Rebecca Rider: Holocaust museums worth exploring
Published 12:00 am Thursday, March 16, 2017
Last week, Corrhier-Lipe Middle School held an all-day conference on the Holocaust. I could write papers-worth of stories, articles and columns on the experience.
Perhaps I will.
I think the Holocaust, genocide and history are subjects worth exploring in depth, especially when I’m supposed to be talking about education.
I think I’ll start with Holocaust museums. There are hundreds of memorials worldwide. I’ve had the privilege of visiting two — The United States Holocaust Memorial Museum in Washington, D.C. and Yad Vashem in Jerusalem, Israel. The former is one of my least favorite places in the world. The latter one of my most treasured.
I went to the U.S. Holocaust Memorial on a trip in high school. It’s a grim, dark, depressing building — concrete and industrial metal. Holocaust museums, on the whole, are designed to make you feel a modicum of what victims went through. There’s fear, intimidation and inevitability.
Museums are also designed in such a way that you cannot go backwards, you cannot escape. You can only move forwards. I suppose that is the point.
As I was herded through the long, looping floors that day, things got increasingly more depressing. There’s one room I remember in particular — a circular chamber that passed through several floors. Walls were covered in portraits of families from a village that was entirely wiped out. The second time I had to walk through that room, I couldn’t take it anymore and ran through the rest of the museum.

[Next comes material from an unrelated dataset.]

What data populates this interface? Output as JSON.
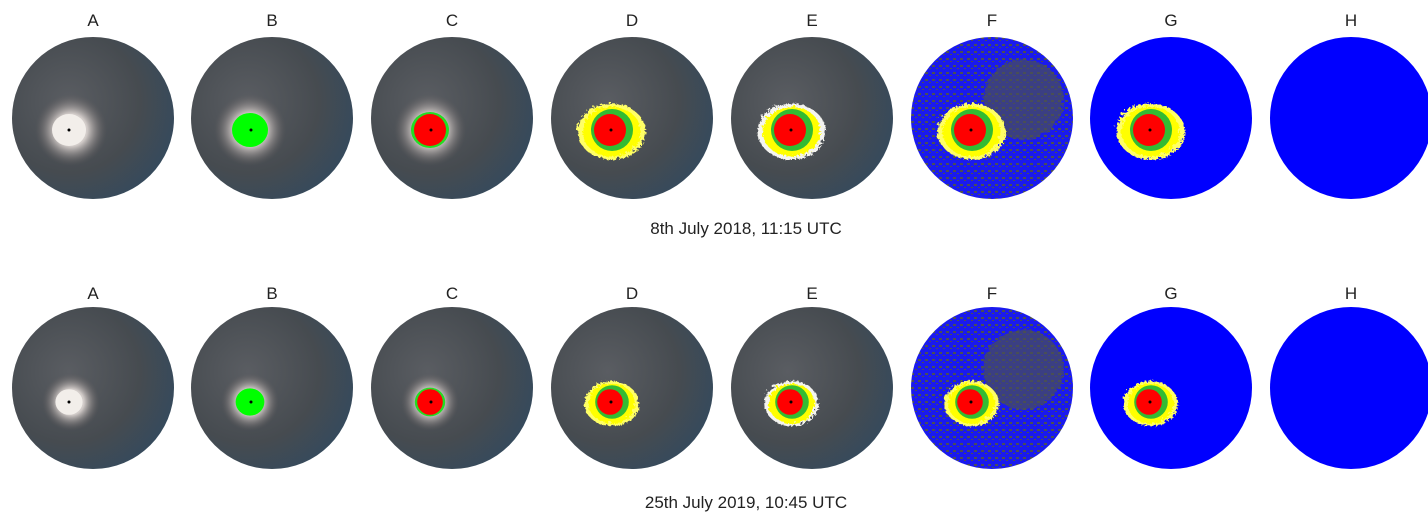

I spent the remainder of the trip in the Hall of Memory, relighting candle after candle.
In many ways, my visit to Yad Vashem was the opposite. For one, I was in college. When I went to the U.S. Holocaust Memorial Museum, it was a cold, gray, rainy morning. When I arrived at Yad Vashem, it was a hot August day.
The buildings are designed similarly — metal and concrete. But where the U.S. memorial is imposing, Yad Vashem is unassuming. To get to it, you walk down a tree-covered path on a mountain, instead of through a city. The slim, concrete prism runs, at times, so close to the ground that it almost disappears.
But it’s still harrowing. There’s a wood-plank bridge you cross to get into Yad Vashem. The bridge spans a sloping hillside. With every step, every movement, the wood creaks and groans. It is, to this day, the most awful sound I have ever heard.
The exhibits are similar, as well — there are the books, the shoes, the massacres. There’s also more. As you wind your way through Yad Vashem, you move through a story — of genocide, yes, but also of perseverance. The closer you get towards the end, the more there are stories of hope. Entire rooms are dedicated to the names and stories of those who hid families and saved hundreds and thousands of lives. Even the Hall of Names, where walls are covered in names and photos of the fallen, has a peaceful, if mournful, air.
And at the end, the concrete of the building peels back and opens onto a balcony, overlooking a forest and a valley — the trees beautifully green and the sky wonderfully wide. Just like that, it becomes a place of healing, rather than horror.
One of my professors told me never to put a moral at the end of a piece of writing, but I can’t help it — especially with a subject like the Holocaust, which swallows all words. So I’ll end by sharing what I took away from that visit, on a blistering August morning, and leave you with that — Despite all darkness, we will come into an inheritance of light.